Le choix des mots

Dans toute expression, il y a le fond et il y a la forme. Il y a le contenu et le contenant, et la tentation est grande de les dissocier. En particulier pour les politiques qui s’empressent de prétendre avoir été mal compris ou que leur déclaration a été sortie de son contexte, dès qu’ils se rendent compte de leurs boulettes. Les linguistes ont démontré depuis fort longtemps que ces deux aspects de la réalité étaient aussi indissociables que les deux faces d’une feuille de papier, que le message était constitué de l’ensemble et que sa signification était perçue globalement.

Raison de plus pour choisir avec soin les mots que l’on utilise pour exprimer sa pensée. Laurence Rossignol, ministre des Familles, a soulevé un tollé en comparant les femmes voilées aux « nègres américains », affirmant que certains d’entre eux avaient été favorables à l’esclavage. Outre que la comparaison est audacieuse pour ne pas dire risquée et contestable, l’emploi du mot nègre ne peut manquer d’être considéré comme péjoratif, en particulier dans ce contexte. Aux États-Unis, auxquels la ministre se réfère, ce terme est considéré comme une injure et il est d’usage, après avoir utilisé le mot « coloré », d’employer le qualificatif d’Afro-Américain. En France, la tendance est de se servir du mot anglais black ou de son équivalent français de noir. Il est cependant des exceptions. « You are my nigger », tu es mon nègre, est acceptable s’il vient d’un noir américain. De même que Dany Laferrière, écrivain haïtien, a pu se permettre de publier « comment faire l’amour avec un nègre sans se fatiguer ». Car il est bien connu que les seuls à pouvoir se moquer des Juifs sont les Juifs eux-mêmes et que la remarque vaut pour toutes les communautés.

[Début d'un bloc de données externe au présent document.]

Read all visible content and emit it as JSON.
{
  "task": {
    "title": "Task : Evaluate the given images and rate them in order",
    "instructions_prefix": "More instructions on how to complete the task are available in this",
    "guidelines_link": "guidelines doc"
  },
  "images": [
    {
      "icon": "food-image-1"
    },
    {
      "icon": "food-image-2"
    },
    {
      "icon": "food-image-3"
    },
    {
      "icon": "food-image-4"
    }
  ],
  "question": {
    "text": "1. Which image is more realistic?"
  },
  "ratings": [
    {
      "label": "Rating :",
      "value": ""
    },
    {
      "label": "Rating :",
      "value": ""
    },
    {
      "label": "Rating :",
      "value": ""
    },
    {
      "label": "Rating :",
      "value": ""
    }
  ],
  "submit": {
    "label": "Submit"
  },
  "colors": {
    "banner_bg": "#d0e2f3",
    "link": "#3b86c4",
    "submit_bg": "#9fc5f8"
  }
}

C’est donc avec stupéfaction que l’on a appris qu’un tribunal prudhommal n’avait rien trouvé à redire quand un coiffeur licencié avait été traité de « sale PD, qui faisait des tours de putes », sous prétexte que la profession employait régulièrement des personnes homosexuelles sans que cela pose de problèmes. J’en déduis que pour ce tribunal, le mot pédé n’a aucune connotation injurieuse, même associé à l’adjectif sale. Si le salarié les avait traités de « sales juges », il aurait pourtant écopé probablement d’un délit d’outrage à magistrat. Ces affaires témoignent de la banalisation de comportements discriminatoires depuis le bas jusqu’au sommet de la hiérarchie sociale. Il serait temps que les représentants de l’état donnent l’exemple.

Commentaires  

#1 Isabelle 09-04-2016 19:44
En Allemagne il existe une expression (venue de la déformation d'une citation du chancelier Adenauer): "Il y a une différence entre avoir le droit et l'obtenir" .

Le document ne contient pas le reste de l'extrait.